Elizabeth Siddal
Hubbard, Elbert. Little Journeys to the Homes of Great Lovers: Dante Gabriel Rossetti and Elizabeth Siddal. East Aurora, N.Y.: The Roycrofters, 1906.
Pissarro, Lucien. Rossetti. London: T. C. & E. C. Jack, 1900.
Elizabeth “Lizzie” Siddal was a Pre-Raphaelite artist and model, and the wife of Dante Gabriel Rossetti. The book Little Journeys to the Homes of Great Lovers: Dante Gabriel Rossetti and Elizabeth Siddal refers to a series of biographical pieces written by Elbert Hubbard. Starting in 1894, each month Hubbard released a volume with themes such as “Good Men and Great,” “Famous Women,” “Eminent Artists,” “Great Reformers,” and more.

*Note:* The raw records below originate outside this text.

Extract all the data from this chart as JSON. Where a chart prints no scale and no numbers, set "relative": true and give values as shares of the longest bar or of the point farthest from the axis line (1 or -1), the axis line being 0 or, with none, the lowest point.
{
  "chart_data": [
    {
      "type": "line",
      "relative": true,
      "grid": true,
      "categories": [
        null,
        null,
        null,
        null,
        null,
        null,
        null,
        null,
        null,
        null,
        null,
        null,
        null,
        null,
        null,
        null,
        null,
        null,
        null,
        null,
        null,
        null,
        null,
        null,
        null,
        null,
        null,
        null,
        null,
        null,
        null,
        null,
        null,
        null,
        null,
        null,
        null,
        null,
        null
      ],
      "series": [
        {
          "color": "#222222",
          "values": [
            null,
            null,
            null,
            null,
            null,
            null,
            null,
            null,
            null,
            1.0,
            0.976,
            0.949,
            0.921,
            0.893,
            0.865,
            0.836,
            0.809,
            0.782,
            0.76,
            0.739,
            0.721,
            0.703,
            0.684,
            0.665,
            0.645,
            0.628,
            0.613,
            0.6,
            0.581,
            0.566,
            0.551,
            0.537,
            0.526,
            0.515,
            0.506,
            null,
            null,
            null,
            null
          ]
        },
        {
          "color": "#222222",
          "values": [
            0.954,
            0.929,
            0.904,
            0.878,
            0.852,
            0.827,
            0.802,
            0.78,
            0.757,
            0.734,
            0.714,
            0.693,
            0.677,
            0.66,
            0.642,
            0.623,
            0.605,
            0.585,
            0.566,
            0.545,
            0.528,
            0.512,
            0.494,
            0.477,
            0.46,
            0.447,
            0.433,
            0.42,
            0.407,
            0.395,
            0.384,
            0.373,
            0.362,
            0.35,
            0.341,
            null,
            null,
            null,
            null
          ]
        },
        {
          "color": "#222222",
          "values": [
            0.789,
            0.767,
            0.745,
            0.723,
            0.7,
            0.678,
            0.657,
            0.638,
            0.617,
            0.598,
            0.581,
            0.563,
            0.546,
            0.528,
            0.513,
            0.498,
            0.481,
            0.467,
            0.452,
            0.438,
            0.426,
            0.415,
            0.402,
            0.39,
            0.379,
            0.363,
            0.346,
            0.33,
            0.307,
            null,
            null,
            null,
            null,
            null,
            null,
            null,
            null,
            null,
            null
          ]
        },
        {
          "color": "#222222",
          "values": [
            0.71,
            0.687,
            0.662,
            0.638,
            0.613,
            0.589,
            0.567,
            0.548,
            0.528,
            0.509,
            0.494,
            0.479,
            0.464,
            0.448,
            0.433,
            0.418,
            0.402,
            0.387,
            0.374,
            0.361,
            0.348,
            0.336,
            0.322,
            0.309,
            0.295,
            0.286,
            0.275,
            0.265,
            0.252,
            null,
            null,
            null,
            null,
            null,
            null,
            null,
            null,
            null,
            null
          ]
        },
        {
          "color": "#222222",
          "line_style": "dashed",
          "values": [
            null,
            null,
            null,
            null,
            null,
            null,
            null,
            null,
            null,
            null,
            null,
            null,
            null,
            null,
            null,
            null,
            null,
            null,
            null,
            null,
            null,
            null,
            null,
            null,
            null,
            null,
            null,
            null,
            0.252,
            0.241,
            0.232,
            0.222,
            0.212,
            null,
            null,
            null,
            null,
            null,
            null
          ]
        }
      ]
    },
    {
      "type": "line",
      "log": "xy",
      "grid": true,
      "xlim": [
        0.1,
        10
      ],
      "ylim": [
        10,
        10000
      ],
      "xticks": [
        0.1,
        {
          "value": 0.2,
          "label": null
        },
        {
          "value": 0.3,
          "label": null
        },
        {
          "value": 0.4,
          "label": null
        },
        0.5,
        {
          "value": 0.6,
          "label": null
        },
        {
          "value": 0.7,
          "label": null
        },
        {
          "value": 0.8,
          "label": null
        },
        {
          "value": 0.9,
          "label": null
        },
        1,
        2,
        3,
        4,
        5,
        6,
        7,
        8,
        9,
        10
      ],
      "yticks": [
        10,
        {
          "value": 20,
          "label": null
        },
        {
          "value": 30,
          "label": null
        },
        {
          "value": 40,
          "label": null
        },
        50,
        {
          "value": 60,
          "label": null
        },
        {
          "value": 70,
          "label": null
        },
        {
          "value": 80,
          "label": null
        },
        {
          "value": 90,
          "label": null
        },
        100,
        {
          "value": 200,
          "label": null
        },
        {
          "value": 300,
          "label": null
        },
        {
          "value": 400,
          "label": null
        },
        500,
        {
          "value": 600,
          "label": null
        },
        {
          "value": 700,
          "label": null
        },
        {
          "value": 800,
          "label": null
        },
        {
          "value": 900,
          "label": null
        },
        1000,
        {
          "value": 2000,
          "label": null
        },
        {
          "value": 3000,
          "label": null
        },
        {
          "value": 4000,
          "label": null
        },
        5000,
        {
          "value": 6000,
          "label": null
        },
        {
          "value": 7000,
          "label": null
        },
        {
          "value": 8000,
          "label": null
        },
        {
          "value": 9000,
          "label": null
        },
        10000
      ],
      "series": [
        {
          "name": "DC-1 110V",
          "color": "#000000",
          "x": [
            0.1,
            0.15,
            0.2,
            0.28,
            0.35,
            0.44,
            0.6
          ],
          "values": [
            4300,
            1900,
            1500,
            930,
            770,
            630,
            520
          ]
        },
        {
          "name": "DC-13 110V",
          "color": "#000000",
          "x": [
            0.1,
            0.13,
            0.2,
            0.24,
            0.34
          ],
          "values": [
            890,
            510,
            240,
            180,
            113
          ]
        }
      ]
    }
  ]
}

According to Hubbard, “Miss Siddal was reserved, because she realized that she could never talk as picturesquely as she could look. People who know their limitations are in the line of evolution. The girl was eager and anxious to learn, and Rossetti set about to educate her. In the operation he found himself loving her with a mad devotion.” Much of the description of Siddal in the book focuses on her looks and devotion to Rossetti, rather than on her personality or accomplishments. Madox Brown’s description of Siddal in her diary is particularly striking: “Saw Miss Siddal, looking thinner and more death-like, and more beautiful and more ragged than ever; a real artist, a woman without parallel for many a long year.” Here the phrase “death-like” is connected to Siddal’s beauty.
Hubbard describes Rossetti as unapproachable after Siddal’s death: “His friends feared for his sanity, and had he not been closely watched it is quite possible that one grave would have held the lovers.” A year after her death, Rossetti would paint “Beata Beatrix,” a portrait featuring Siddal as Beatrice seated on a balcony overlooking Florence. In Hubbard’s description of the painting, “the beautiful eyes filled with ache, dream and expectation are closed as if in a transport of calm delight. An hourglass is at hand and a dove is just dropping a poppy, the flower of sleep and death, into her open hands. Of course, the picture is a portrait of the dear, dead wife, and so in all the pictures thereafter painted by Dante Gabriel for the twenty years that he lived, you perceive that while he had various models, in them all he traced resemblances to this first, last and only passion of his life.”
Although not included in this exhibition, Siddal illustrated The Lady of Shalott in 1853, one year after modeling for Millais’ Ophelia painting. Using pen ink on paper, Siddal created a sketch depicting the Lady looking outside the window, her tapestry, the cracked mirror, and Lancelot on his horse. The untangled tapestry implies chaos and the undoing of the maiden’s own life at the cracking of the mirror and the curse setting upon her. Viewers might consider the maiden in the sketch to be a self-portrait of Siddal herself. Siddal chooses to depict the maiden at the point the mirror has cracked; she is not passively watching Lancelot or reclining in her boat, but instead is herself active. Siddal’s work both represents and is representative of women’s artistic autonomy. More than a passive muse, she was an artist in her own right who inspired contemporaries such as Waterhouse and Hunt in their depictions of the Lady of Shalott.